The San Francisco Chronicle reports on attempts by Palestinian legislators to further financial transparency in the Palestinian Authority. . . . In a New York Times opinion, Paul Krugman takes a critical look at the “perception gap” existing between the U.S. and moderate Muslim leaders. . . . In the Jewish periodical Tikkun, Jim Wallis addresses an open letter to Lt. Gen.
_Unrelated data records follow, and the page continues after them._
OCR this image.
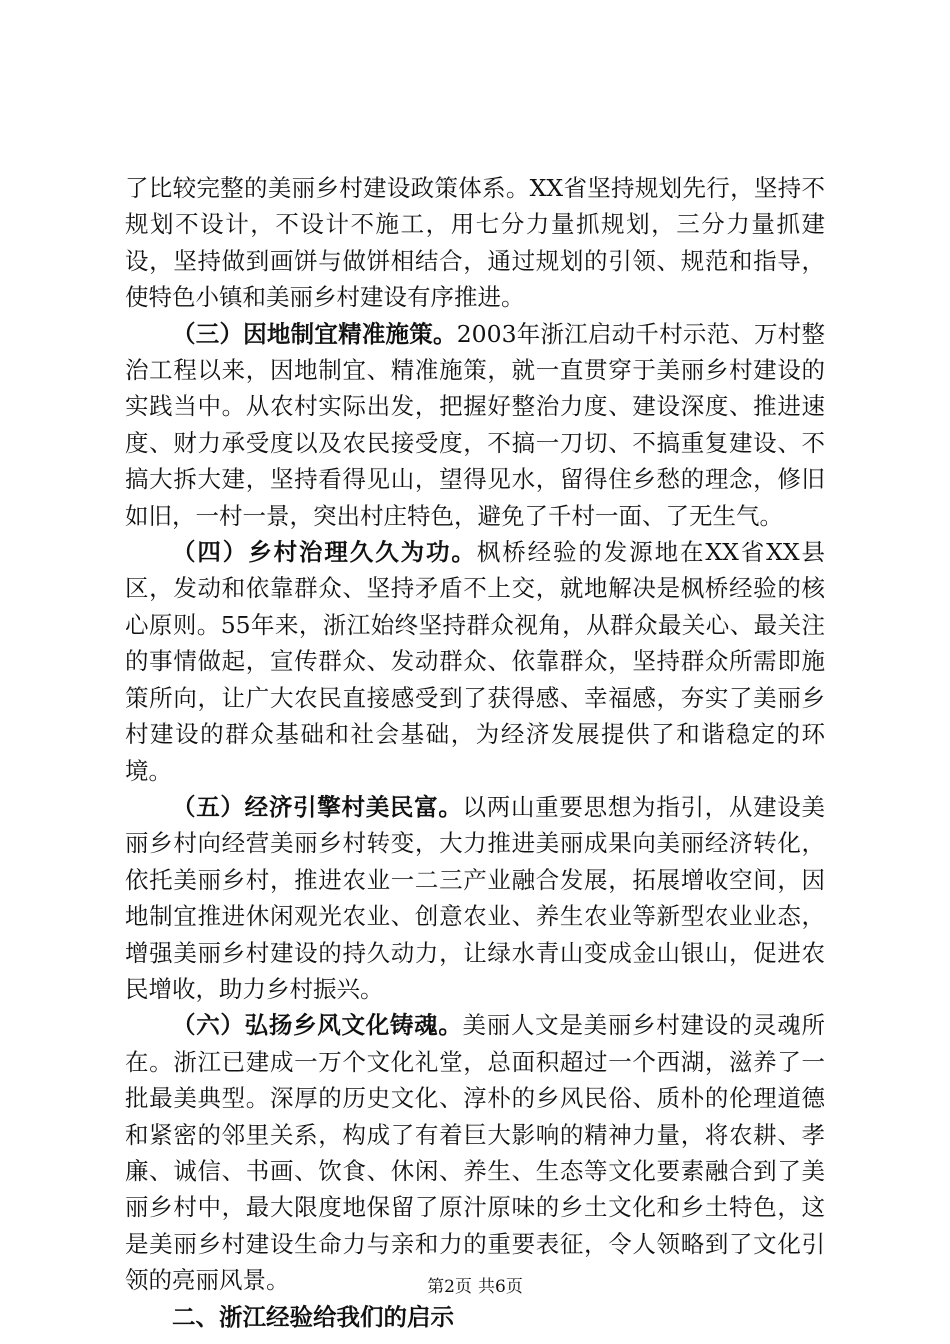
了比较完整的美丽乡村建设政策体系。XX省坚持规划先行，坚持不规划不设计，不设计不施工，用七分力量抓规划，三分力量抓建设，坚持做到画饼与做饼相结合，通过规划的引领、规范和指导，使特色小镇和美丽乡村建设有序推进。

（三）因地制宜精准施策。2003年浙江启动千村示范、万村整治工程以来，因地制宜、精准施策，就一直贯穿于美丽乡村建设的实践当中。从农村实际出发，把握好整治力度、建设深度、推进速度、财力承受度以及农民接受度，不搞一刀切、不搞重复建设、不搞大拆大建，坚持看得见山，望得见水，留得住乡愁的理念，修旧如旧，一村一景，突出村庄特色，避免了千村一面、了无生气。

（四）乡村治理久久为功。枫桥经验的发源地在XX省XX县区，发动和依靠群众、坚持矛盾不上交，就地解决是枫桥经验的核心原则。55年来，浙江始终坚持群众视角，从群众最关心、最关注的事情做起，宣传群众、发动群众、依靠群众，坚持群众所需即施策所向，让广大农民直接感受到了获得感、幸福感，夯实了美丽乡村建设的群众基础和社会基础，为经济发展提供了和谐稳定的环境。

（五）经济引擎村美民富。以两山重要思想为指引，从建设美丽乡村向经营美丽乡村转变，大力推进美丽成果向美丽经济转化，依托美丽乡村，推进农业一二三产业融合发展，拓展增收空间，因地制宜推进休闲观光农业、创意农业、养生农业等新型农业业态，增强美丽乡村建设的持久动力，让绿水青山变成金山银山，促进农民增收，助力乡村振兴。

（六）弘扬乡风文化铸魂。美丽人文是美丽乡村建设的灵魂所在。浙江已建成一万个文化礼堂，总面积超过一个西湖，滋养了一批最美典型。深厚的历史文化、淳朴的乡风民俗、质朴的伦理道德和紧密的邻里关系，构成了有着巨大影响的精神力量，将农耕、孝廉、诚信、书画、饮食、休闲、养生、生态等文化要素融合到了美丽乡村中，最大限度地保留了原汁原味的乡土文化和乡土特色，这是美丽乡村建设生命力与亲和力的重要表征，令人领略到了文化引领的亮丽风景。

二、浙江经验给我们的启示

第2页 共6页
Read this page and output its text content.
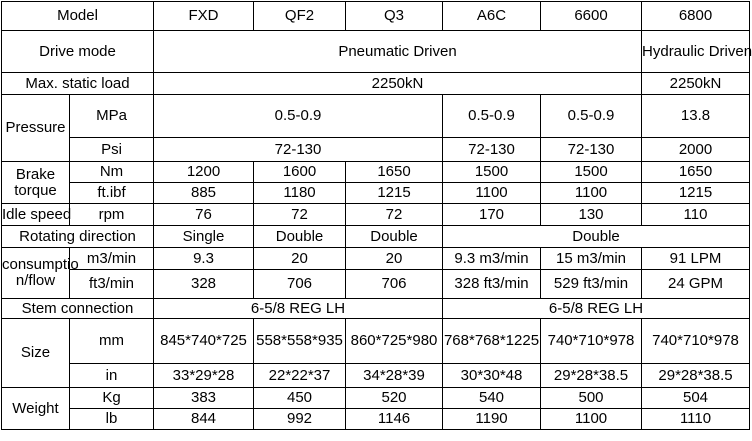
Model		FXD	QF2	Q3	A6C	6600	6800
Drive mode		Pneumatic Driven					Hydraulic Driven
Max. static load		2250kN					2250kN
Pressure	MPa	0.5-0.9			0.5-0.9	0.5-0.9	13.8
	Psi	72-130			72-130	72-130	2000
Brake
torque	Nm	1200	1600	1650	1500	1500	1650
	ft.ibf	885	1180	1215	1100	1100	1215
Idle speed	rpm	76	72	72	170	130	110
Rotating direction		Single	Double	Double	Double		
consumptio
n/flow	m3/min	9.3	20	20	9.3 m3/min	15 m3/min	91 LPM
	ft3/min	328	706	706	328 ft3/min	529 ft3/min	24 GPM
Stem connection		6-5/8 REG LH			6-5/8 REG LH		
Size	mm	845*740*725	558*558*935	860*725*980	768*768*1225	740*710*978	740*710*978
	in	33*29*28	22*22*37	34*28*39	30*30*48	29*28*38.5	29*28*38.5
Weight	Kg	383	450	520	540	500	504
	lb	844	992	1146	1190	1100	1110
Boykin. . . . In the Guardian (UK) Brian Whitaker reports on Syrian reform attempts. . . . The Independent (UK) looks at the latest Israeli settlement expansion. . . . A Jordan Times (Jordan) opinion urges reform in the Arab information and media fields. . . . In Haaretz (Israel), Akiva Eldar takes a skeptical look at the public statements of Shaul Mofaz, Israeli commander-in-chief of the Occupied Territories, on the Palestinians. . . . BitterLemons, a joint Israeli-Palestinian online collaboration, offers an Israeli and a Palestinian view on the ‘Geneva Accord.
YOUR LETTERS
Jackie Newberry writes,
After the bombings in Baghdad, including the International Red Cross headquarters, resulting in at least 42 dead, cowboy says, ” We will find them.” This is one of his stock pat phrases that heretofore has proved fruitless when referring to the forgotten Osama and not-quite-so-forgotten Saddam, both props to his theatrical performance in Iraq that has resulted in tens of thousands of lost human lives, be they from Iraq, the US, Britain or elsewhere, places who he swore would see life improved because of his unilateral, get-out-of-our-way Texas swaggering approach to save the world. And further, the Crawford, Texas pig ranch White House bring-’em-on war enthusiast says that today’s events proved even further the success of his efforts. “The more success we have on the ground, the more these killers will react.” Who said passing an IQ test was a requirement for running for president.”
MOGUL HUNTING
I am on the road today in Washington doing some interviews on the film on the media coverage of the war that I am struggling to make. So I had to write the night before. Here’s hoping I don’t miss any really big stories. If I do, I am sure you will let me know.
I will let you know as well about Michael Wolff of New York Magazine’s new book “Autumn of the Moguls.” Who knows — maybe I will meet some moguls.